Now, in my humble opinion, ‘At the Lake’, ‘Zane Dancing’ and ‘Ode to Pollock II’ demonstrate technique, form, symmetry and balanced use of colour. ‘Ocean’, however, looks like a painting by a four year old. It’s here that everyone becomes very disingenuous. Brunelli talks about how much Marla’s paintings sold for compared to his painstaking photo-realist works, each of which take up to nine months to complete, and suggests that the Marla phenomenon serves as an exposé of the pretensions and hypocrisies of the modern art world. Cohen states that Marla’s story has become “a story about the story” and pleads that it’s time for the media to leave her alone; Cohen’s admission “and by the way, mea culpa” comes late enough in the game to ring hollow.
Kimmelman pulls the biggest u-turn of all, shrugging his shoulders at the fact that he might have been duped and declaring that “all art is in some way a lie”. He tries to dissemble, talking about how art represents a thing without actually being that thing, but again the words ring hollow. Representation is not the same as untruth. Art is not a lie. Art is a striving towards the truth – be it the intellectual, emotional, aesthetic or, to quote Werner Herzog, ecstatic truth – of its subject. Frustratingly, as with all his other subjects, Bar-Lev doesn’t challenge Kimmelman; doesn’t ask him if he therefore considers Beethoven’s Ninth Symphony to be a lie, or Dostoyevsky’s ‘The Brothers Karamazov’ or Michelangelo’s ‘David’.
Bar-Lev doesn’t probe Mark Olmstead’s background as a wannabe artist. Three of his canvases are glimpsed casually piled out of the way in the basement. I started wondering at this point if they’d been left out to show that Mark’s work was in a different style to Marla’s; judicious application of freeze frame, a minute or two’s scrutiny and I was convinced that one of the paintings was itself of a different style to the other two. Interesting.

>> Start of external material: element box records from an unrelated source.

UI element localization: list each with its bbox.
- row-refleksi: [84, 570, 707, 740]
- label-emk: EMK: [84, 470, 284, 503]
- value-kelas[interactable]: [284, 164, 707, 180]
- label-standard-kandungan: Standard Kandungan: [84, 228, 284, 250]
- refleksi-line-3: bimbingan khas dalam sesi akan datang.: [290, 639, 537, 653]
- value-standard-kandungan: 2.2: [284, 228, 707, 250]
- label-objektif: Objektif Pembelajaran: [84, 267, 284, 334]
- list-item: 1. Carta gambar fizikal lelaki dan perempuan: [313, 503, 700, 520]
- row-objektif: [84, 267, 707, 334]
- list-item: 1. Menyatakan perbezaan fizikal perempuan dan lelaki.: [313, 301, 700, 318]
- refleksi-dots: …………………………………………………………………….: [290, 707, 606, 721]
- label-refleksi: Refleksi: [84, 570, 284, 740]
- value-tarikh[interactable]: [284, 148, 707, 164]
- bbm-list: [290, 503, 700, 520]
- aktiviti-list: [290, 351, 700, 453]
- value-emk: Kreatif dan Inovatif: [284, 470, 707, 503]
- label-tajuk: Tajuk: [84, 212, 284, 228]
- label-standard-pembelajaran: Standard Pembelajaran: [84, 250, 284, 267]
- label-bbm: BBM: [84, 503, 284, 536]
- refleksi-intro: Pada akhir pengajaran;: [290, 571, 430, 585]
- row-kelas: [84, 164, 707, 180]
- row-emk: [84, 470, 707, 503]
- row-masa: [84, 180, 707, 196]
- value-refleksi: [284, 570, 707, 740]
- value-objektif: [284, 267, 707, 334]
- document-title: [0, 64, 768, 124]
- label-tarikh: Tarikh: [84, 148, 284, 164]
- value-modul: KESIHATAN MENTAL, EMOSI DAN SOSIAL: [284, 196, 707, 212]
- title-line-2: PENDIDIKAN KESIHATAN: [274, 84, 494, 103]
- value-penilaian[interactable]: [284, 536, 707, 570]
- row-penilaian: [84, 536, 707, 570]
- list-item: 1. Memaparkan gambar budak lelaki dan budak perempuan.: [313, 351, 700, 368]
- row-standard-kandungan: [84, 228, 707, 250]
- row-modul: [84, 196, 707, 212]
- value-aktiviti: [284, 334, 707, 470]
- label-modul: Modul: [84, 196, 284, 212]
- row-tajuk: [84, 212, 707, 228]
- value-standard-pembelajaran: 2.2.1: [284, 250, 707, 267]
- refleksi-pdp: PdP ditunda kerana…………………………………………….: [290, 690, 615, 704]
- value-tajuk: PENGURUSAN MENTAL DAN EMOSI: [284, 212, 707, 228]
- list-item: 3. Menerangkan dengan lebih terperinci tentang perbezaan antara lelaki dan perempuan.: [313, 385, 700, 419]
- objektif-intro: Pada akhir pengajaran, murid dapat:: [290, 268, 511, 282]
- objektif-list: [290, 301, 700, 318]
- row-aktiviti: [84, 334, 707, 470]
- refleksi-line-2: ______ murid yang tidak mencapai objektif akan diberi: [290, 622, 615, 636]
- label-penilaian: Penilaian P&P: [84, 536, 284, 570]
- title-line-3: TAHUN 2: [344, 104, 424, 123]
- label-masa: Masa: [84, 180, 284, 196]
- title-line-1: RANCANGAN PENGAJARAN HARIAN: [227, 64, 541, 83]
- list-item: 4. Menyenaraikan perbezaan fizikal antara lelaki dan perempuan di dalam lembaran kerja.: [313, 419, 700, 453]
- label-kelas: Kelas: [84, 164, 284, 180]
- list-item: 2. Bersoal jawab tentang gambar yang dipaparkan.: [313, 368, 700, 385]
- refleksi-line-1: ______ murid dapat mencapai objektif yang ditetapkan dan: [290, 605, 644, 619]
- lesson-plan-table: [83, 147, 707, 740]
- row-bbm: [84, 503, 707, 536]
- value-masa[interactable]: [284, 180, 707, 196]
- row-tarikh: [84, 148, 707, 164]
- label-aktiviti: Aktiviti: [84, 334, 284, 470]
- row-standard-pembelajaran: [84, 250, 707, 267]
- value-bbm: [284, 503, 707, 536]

By now, I felt I was doing Bar-Lev’s job for him. I scrutinised all scenes shot in the Olmstead home and gnashed my teeth that he wasn’t asking probing questions about their finances. Their house looked spacious, nicely decorated; none of the furniture or carpets seemed old or worn; kitchen units and electrical goods appeared new and decent quality. Not bad, I started thinking, for a couple with two children who worked such ordinary jobs.
But the questions weren’t being asked. Not only that, Bar-Lev seemed to be backing down. During a low-key interview with the Olmsteads, during which no thorny questions are asked and no pressure exerted, Laura wells up (not, it has to be said, very convincingly) and Bar-Lev mumbles apologetically “I’m sorry I brought this [the documentary] into your house.” Getting up to exit the room, Laura responds bitterly, “Documentary gold!” Her voice, I noted, doesn’t hitch or quiver the way you’d expect from someone distressed and in tears.
The thing is, it isn’t documentary gold. It’s a pitiful moment that occurs just as the whole unfocused project shambles towards its fence-sitting conclusion, its director having neither the bullish tenacity to go digging for the truth or the courage of his convictions to declare for the Olmsteads (whom he clearly likes) and champion their daughter’s work. Moreover – whether the doll-like four-year-old actually created the paintings herself or not – the documentary doesn’t engage either with the sad and questionable aspect of a child packaged and marketed as a product.